Benedict Cumberbatch received Zurich Film Festival’s Golden Eye Award on Monday.

“He’s one of the most versatile and charismatic actors of today’s cinema,” said festival director Christian Jungen. 

“I like the idea of continuing, not retiring,” said “overwhelmed” Cumberbatch, accepting the prize and thanking his family and those who “dared to take a chance on him.” “It’s a huge privilege to be able to do that, tell stories that are important to you. You are about to see one of the results of that.”

The two-time Academy Award nominee – for “The Imitation Game” and “The Power of the Dog” – also moved the Zurich audience with “The Thing With Feathers.”

Written and directed by Dylan Southern, and inspired by Max Porter’s book “Grief Is the Thing With Feathers,” it sees Cumberbatch as a grieving father, raising two sons alone after the loss of his wife.

In a previous interview with Variety, the actor praised the film for “shining a light on male grief.”

“You have a man facing up to his limitations as he deals with the pressure of work, life, raising kids, all while his sense of self is just brutalized by grief. There were a great many challenges there. And I love a challenge.”

In Zurich, he added: “If we lean into male emotion, grief, family, that’s a good thing for culture – especially in this day and age.”

Later, he added: “There are a lot of children who didn’t have enough love that are running the world today. And that creates anger.” 

Post “Sherlock” – the mere mention of which saw the audience erupting in spontaneous applause –  Cumberbatch won raves for “Tinker Tailor Soldier Spy,” “12 Years a Slave” and “Patrick Melrose” – he also voiced Smaug in “The Hobbit.” “It was like being a kid, ignoring the fact that others are watching.” Marvel also came calling, offering him the part of “Doctor Strange.”

“It was pretty exciting and then I did a deep dive into the comics. I went: ‘This guy is pretty misogynistic. He needs a makeover!’ This idea of bringing true spirituality into tentpole franchise. Everyone has the potential to be a healer, heal other and ourselves, I thought it was pretty inspiring.

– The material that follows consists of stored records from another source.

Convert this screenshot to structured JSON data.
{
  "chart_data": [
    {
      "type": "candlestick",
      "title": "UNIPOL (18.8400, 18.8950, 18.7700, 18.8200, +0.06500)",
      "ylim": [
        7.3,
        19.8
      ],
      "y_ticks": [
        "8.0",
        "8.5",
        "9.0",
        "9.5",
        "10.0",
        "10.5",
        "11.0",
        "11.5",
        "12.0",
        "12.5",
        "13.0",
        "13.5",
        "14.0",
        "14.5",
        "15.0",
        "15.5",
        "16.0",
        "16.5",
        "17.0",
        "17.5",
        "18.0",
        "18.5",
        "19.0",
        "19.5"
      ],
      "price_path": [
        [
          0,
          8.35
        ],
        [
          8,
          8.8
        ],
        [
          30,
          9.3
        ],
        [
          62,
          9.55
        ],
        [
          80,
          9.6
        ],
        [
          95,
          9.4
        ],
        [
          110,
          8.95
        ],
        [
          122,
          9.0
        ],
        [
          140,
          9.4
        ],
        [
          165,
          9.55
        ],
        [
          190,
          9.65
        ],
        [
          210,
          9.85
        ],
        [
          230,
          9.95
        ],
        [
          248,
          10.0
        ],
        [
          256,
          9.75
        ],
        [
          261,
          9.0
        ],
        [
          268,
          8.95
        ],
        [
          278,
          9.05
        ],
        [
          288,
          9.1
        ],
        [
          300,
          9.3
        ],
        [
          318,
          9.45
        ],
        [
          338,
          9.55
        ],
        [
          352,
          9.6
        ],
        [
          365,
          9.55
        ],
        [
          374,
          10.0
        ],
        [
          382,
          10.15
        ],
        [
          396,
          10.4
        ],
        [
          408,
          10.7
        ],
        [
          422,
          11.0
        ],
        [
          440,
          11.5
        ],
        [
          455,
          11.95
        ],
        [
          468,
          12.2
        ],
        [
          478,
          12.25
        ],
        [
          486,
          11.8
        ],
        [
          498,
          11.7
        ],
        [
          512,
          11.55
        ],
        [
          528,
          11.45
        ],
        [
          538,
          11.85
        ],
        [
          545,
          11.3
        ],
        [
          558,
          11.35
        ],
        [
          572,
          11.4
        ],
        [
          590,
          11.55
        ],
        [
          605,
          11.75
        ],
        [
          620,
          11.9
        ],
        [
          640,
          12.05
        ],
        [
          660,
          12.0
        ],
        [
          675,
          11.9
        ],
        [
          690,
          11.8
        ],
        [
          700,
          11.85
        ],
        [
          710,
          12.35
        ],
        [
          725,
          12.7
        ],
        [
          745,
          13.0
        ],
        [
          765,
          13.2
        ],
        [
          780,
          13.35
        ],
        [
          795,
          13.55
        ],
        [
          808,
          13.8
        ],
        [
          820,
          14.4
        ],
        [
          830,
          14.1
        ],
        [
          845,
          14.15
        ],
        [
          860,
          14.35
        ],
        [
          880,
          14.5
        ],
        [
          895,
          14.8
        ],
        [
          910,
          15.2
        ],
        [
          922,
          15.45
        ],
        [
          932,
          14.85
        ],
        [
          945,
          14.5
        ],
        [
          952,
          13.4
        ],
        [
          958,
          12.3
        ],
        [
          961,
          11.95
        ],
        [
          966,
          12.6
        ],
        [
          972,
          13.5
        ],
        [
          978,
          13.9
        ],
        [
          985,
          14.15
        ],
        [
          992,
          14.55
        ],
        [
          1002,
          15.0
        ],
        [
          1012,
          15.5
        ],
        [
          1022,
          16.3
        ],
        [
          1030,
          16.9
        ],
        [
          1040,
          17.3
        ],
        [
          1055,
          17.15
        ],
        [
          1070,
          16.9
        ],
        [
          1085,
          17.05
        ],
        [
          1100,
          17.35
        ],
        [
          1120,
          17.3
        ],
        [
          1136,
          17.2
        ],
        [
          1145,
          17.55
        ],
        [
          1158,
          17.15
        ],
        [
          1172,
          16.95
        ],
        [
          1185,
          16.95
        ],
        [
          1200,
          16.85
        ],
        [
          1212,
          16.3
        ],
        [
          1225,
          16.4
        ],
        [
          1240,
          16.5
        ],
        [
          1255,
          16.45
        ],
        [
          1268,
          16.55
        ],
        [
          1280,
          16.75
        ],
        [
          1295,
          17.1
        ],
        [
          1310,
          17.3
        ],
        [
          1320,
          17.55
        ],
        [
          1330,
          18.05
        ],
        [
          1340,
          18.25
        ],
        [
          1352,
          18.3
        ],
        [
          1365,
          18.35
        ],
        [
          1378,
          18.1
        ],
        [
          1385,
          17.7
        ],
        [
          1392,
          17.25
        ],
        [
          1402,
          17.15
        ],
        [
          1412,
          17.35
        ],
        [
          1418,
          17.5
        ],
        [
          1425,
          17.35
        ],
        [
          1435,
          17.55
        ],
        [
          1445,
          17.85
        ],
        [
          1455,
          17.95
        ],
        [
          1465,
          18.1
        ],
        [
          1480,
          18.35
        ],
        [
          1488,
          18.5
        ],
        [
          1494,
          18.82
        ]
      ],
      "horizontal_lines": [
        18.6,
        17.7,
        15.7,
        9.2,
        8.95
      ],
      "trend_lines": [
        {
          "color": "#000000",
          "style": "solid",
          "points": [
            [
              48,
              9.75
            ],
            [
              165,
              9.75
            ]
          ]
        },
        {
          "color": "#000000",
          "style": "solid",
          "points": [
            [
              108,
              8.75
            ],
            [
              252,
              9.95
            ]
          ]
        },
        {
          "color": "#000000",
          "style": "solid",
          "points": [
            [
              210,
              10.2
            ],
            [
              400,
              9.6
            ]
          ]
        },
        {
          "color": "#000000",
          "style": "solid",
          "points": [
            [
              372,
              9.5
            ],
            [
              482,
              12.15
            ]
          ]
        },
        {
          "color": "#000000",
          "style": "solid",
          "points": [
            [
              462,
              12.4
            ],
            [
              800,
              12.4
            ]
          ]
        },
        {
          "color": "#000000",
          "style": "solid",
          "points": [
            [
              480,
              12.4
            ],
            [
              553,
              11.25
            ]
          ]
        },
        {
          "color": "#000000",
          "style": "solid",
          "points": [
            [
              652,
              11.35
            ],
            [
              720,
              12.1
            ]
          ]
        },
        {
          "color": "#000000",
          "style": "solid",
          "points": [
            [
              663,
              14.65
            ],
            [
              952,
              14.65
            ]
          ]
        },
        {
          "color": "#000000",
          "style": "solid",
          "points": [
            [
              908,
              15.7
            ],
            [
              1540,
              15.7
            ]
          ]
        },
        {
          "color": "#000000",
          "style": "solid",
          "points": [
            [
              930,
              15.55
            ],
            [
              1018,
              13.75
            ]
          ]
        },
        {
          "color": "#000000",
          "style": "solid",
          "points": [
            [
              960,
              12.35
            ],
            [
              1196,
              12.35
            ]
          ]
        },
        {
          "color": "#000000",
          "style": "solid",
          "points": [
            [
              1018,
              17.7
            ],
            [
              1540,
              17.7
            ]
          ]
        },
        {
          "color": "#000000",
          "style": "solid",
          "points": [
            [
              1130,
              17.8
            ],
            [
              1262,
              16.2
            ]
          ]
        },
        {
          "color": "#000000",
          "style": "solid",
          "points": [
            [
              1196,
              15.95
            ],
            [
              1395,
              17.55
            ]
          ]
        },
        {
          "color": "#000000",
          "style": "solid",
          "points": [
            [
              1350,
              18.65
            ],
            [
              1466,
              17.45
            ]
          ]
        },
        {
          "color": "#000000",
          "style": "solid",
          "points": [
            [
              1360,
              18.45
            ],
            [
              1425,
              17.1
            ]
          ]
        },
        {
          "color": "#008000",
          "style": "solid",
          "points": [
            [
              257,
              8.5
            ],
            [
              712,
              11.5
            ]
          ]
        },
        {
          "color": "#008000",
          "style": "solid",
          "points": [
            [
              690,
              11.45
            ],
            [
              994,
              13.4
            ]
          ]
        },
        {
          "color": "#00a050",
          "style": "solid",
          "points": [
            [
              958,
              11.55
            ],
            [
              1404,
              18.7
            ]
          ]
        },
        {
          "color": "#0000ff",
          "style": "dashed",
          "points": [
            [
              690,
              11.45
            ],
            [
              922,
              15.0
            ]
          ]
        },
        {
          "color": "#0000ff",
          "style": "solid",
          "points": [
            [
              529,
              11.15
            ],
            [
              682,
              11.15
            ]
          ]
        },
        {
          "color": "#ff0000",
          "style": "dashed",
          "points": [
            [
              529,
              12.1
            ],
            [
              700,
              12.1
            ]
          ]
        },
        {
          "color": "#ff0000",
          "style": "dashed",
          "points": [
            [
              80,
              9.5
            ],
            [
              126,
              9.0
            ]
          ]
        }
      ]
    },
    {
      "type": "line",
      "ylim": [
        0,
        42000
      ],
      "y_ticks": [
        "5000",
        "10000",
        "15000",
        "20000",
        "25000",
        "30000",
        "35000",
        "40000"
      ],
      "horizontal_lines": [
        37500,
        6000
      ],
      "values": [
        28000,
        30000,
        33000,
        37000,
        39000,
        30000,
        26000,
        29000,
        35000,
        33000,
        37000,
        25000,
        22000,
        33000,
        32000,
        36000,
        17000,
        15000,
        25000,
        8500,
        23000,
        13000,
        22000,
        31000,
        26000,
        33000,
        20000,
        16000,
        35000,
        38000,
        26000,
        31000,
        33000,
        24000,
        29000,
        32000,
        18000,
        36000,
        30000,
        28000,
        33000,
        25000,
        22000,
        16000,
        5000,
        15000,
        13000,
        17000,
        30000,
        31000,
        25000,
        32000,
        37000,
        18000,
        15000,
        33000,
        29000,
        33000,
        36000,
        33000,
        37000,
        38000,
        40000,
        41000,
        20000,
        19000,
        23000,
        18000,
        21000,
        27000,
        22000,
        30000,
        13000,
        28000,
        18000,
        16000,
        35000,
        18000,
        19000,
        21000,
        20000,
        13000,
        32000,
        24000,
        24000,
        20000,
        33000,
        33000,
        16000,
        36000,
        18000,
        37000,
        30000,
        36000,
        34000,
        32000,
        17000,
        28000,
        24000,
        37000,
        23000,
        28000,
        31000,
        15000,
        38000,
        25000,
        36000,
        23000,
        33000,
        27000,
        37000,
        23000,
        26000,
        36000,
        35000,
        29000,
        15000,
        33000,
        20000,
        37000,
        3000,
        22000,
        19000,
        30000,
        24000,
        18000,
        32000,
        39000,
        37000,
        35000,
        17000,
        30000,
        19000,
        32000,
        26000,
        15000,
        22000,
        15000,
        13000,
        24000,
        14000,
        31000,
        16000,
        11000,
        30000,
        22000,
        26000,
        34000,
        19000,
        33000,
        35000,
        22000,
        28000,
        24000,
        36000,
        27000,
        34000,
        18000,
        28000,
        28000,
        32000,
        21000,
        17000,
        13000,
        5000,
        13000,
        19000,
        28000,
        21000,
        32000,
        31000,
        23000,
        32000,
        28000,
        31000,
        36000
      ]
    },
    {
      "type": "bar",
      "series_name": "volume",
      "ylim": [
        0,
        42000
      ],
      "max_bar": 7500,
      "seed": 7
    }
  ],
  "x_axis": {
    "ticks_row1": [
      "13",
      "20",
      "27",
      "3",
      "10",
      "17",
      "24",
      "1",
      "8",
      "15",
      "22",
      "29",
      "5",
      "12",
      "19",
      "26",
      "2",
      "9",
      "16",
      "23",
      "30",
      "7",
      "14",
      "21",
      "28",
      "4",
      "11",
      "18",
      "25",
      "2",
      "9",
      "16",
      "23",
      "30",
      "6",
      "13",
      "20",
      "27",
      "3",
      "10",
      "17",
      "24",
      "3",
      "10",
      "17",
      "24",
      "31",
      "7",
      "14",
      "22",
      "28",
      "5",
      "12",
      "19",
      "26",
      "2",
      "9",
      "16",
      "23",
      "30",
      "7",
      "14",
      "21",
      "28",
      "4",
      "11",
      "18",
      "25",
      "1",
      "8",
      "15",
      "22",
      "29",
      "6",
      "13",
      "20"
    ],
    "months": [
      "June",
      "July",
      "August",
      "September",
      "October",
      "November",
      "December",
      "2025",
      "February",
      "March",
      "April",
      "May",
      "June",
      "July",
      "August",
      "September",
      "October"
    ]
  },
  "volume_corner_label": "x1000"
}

And he’s pretty fucking cool, too.”

He also loved the “bodily transformation of getting into superhero form.” “To play in that big sandpit and this idea that you can be loose and free with the script like that – [it takes] the balls to do that. It was something I learned watching Downey and Tom Holland. ‘I can have some fun and play.’”

Reflecting on his high-profile collars, he noted: “[I was] lucky enough to be working as an actor, but at this level? Very, very lucky,” he said, recalling his first experiences with such A-list directors as Spielberg in “War Horse.”

“You step in and you don’t know what the ride is going to be. I didn’t have expectations – just wanted to have my experience with them. To be on the first day of a Spielberg film with a field of horses charging at my command, with him going ‘action!,’ I thought: ‘This is the movies, baby.’”

Cumberbatch produced “The Thing With Feathers” through his SunnyMarch production company, alongside Andrea Cornwell, Leah Clarke and Adam Ackland.

“The stuff that’s really exciting when you are in the room at its inception and then again at the end, with the audience. Like today. We’ve got some new things cooking,” he teased, underlining the importance of supporting first-time filmmakers – and putting women “front and center.”

He also apologized to the audience. 

“I had three hours of sleep. I blame Noel and Liam Gallagher for being brilliant,” he said, fresh off seeing Oasis.